If you buy something with a lifetime warranty and it breaks, the manufacturer will send a hitman to your house.
All I’ve ever really wanted is a modest little home, nothing fancy. A usable kitchen, a yard for the dog, a sprawling bookcase-accessible secret Victorian library with a minimum of three rolling ladders and a kindly ghost librarian. I don’t ask for much.
People who say the book is always better than the movie: have you ever actually read “Debbie Does Dallas?”
Dance like theres no tomorrow OH MY GOD THERES NO TOMORROW WHY ARE WE DANCING
Son: Daddy, when does this end?
Me: No-one knows, our existence is a long, bleak road upon which we travel until the final embrace of death
Son: I mean when does this party end?
Me: 7.30
me: helo darkness my old friend
darkness, who just turned 30 and is totaly self-conscious about his age: cmon man im not old
I only make my food from the natural ingredients, like uranium and asbestos
Contactless food delivery be like, what if ding dong ditch had a happy ending?
“How much for this melted ghost?”
Sir that’s a bed sheet
“You have a lot of them! And they’re packaged? IS THIS GHOST HELL”
This is a Macys
Just changed the vacuum cleaner bag and I’m feeling pretty handy.
Let me know if you want me to fix your transmission or your hadron collider.

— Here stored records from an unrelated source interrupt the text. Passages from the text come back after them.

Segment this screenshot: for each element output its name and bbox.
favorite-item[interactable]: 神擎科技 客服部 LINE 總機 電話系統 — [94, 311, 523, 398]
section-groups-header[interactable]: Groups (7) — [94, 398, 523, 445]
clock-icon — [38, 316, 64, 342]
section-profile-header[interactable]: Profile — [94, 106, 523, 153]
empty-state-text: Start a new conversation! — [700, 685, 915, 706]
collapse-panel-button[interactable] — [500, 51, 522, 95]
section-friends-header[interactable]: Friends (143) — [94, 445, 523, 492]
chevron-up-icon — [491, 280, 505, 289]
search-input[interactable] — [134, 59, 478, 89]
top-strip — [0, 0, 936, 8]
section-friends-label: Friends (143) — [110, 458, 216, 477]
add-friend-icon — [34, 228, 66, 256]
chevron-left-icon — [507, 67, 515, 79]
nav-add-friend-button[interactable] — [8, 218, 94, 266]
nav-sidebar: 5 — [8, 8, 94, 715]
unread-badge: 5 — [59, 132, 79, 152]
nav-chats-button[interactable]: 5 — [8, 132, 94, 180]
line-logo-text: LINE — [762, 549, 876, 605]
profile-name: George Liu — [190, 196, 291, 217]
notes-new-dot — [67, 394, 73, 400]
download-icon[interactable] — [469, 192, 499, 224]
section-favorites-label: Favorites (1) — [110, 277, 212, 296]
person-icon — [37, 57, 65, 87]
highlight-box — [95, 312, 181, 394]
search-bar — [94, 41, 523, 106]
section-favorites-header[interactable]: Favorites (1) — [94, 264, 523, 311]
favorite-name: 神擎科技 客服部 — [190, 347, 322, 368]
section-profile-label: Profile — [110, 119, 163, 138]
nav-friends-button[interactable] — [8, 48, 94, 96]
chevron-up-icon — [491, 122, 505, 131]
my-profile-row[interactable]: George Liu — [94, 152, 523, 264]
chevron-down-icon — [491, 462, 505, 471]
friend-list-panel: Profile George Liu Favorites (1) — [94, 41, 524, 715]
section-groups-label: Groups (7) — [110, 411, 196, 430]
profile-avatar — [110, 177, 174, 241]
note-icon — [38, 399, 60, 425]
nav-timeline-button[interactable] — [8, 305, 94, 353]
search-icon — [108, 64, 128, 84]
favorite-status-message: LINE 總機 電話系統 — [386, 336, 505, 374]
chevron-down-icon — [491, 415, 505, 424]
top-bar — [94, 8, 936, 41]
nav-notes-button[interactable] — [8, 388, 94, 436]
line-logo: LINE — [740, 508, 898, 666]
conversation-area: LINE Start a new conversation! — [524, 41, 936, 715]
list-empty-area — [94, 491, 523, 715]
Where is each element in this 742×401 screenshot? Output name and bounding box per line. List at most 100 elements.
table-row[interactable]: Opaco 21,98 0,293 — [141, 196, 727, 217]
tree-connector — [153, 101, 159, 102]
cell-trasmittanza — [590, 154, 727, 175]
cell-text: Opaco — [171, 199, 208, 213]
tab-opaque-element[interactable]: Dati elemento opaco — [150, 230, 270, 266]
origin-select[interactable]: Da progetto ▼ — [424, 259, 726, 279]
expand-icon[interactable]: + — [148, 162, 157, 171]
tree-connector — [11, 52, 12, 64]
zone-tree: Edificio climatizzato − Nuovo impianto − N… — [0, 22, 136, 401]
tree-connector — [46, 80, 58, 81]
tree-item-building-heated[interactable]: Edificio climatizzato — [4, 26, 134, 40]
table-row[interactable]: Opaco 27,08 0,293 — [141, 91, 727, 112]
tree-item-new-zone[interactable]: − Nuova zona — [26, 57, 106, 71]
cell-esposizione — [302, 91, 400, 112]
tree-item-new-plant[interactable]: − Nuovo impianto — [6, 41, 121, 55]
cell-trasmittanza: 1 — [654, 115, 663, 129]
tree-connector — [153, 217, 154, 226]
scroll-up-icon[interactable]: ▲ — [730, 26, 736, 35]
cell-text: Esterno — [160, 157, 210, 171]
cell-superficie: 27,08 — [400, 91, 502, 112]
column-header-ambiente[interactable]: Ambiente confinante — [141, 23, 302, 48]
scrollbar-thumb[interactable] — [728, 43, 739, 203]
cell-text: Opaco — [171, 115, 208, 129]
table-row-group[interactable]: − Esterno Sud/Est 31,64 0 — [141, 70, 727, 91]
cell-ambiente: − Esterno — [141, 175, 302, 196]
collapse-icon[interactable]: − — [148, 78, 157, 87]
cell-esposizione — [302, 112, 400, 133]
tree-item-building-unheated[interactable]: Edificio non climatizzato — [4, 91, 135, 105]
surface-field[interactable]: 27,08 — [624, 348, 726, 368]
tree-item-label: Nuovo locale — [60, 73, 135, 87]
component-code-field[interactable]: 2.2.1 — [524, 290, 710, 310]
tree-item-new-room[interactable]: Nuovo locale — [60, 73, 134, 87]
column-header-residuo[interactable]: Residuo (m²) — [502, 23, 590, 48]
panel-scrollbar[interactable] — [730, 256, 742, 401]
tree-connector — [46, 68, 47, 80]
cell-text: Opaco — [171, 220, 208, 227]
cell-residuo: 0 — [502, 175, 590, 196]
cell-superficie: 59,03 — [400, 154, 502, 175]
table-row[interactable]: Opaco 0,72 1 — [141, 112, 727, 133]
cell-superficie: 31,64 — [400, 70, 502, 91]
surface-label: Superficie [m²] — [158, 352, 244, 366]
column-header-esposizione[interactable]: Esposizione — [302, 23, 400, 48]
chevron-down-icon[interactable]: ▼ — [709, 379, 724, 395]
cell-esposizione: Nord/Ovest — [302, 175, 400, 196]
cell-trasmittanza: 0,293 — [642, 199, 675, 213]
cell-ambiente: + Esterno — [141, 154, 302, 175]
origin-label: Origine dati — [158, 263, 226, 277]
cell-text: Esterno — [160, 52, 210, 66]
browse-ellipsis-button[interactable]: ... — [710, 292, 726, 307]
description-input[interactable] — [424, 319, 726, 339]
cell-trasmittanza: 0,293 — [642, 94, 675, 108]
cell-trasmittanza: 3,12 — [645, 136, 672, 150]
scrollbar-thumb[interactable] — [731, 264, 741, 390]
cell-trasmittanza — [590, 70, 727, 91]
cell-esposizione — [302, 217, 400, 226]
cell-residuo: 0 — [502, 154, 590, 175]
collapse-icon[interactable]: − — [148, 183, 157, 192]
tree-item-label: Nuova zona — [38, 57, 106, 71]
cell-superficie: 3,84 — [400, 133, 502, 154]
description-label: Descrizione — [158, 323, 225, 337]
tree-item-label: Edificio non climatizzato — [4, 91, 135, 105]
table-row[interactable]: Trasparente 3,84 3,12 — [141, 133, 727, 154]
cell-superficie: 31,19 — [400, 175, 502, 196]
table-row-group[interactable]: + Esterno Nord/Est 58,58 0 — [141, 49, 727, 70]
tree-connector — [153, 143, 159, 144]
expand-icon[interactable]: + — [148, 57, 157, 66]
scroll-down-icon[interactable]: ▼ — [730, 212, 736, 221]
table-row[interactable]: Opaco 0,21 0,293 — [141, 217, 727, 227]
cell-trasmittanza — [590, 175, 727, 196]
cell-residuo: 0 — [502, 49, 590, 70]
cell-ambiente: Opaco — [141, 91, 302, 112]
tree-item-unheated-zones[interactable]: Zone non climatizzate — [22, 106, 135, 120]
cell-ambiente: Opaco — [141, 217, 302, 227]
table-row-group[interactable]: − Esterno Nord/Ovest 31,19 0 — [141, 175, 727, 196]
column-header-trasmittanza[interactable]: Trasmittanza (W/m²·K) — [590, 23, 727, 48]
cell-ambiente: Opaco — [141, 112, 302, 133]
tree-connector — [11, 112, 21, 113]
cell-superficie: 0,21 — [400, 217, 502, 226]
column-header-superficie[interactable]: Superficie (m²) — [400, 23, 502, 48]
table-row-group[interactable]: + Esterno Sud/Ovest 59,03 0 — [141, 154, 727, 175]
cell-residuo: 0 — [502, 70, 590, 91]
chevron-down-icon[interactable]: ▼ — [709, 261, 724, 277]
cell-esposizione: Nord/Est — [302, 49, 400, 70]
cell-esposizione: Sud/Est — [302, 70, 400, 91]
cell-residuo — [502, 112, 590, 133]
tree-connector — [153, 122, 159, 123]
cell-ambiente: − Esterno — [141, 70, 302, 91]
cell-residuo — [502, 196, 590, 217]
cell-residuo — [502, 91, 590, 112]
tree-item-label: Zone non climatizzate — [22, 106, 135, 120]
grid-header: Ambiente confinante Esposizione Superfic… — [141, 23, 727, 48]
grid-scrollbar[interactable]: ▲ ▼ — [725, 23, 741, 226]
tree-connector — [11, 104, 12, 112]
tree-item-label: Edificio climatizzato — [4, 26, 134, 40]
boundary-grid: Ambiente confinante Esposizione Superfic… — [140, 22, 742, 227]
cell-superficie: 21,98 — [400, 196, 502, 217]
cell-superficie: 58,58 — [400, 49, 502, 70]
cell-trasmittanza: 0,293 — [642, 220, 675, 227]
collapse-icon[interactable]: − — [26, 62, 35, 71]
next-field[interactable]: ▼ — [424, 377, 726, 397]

I like my women like I like my moon: hidden behind a dark mist and worshipped by wolves
Me: I love you so much
Calories: I love you more
*takes chip clip off Funyuns bag*
*bites into Funyun, discovers it’s stale*
*throws chip clip across room*
“You had one job”!
Pixar: How did you get past security?
Me: *out of breath* I have such a good name for a Ratatouille sequel, Rata-
Pixar, sighing: Rata2ille?
Me: -touille 2 oh man yours is so good
Date *sitting on couch* I love scary movies
Me: ok but this is pretty dark, it’s about a boy plagued by haunted dolls
Date: Sounds good!
Me: The cowboy one is called Woody
So those numbers on sports jerseys are how many people each player has killed or what.
Doctor: “Hey, how are you?”
Patient: “I am good”
Doctor: “Ok. Next.”
A first date is probably the best time to show off your wicked hand puppet skills.
“Can I copy your homework?”
“Sure, just change a few things so it’s not that obvious.”
“Ok.”
“Some people say things like ‘you can’t get blood from a stone’, or ‘vegetables shouldn’t scream when you eat them’. Well *chuckles* we here at Monsanto laboratories have spat in the face of God once again….”
“The powder |
“The pow|
“The power |
“The power of Cheese |
“The power of Ch|
“The power of Christ compels you!”– The AutocorrExorcist
Me, at 20: I’d really like kids one day!
Me: at 40 with 3 kids: I’ve changed my mind
A Clinton is running for POTUS, a Jurassic Park movie dominated the summer box office, and they found a knife on OJ’s property. It’s 1994.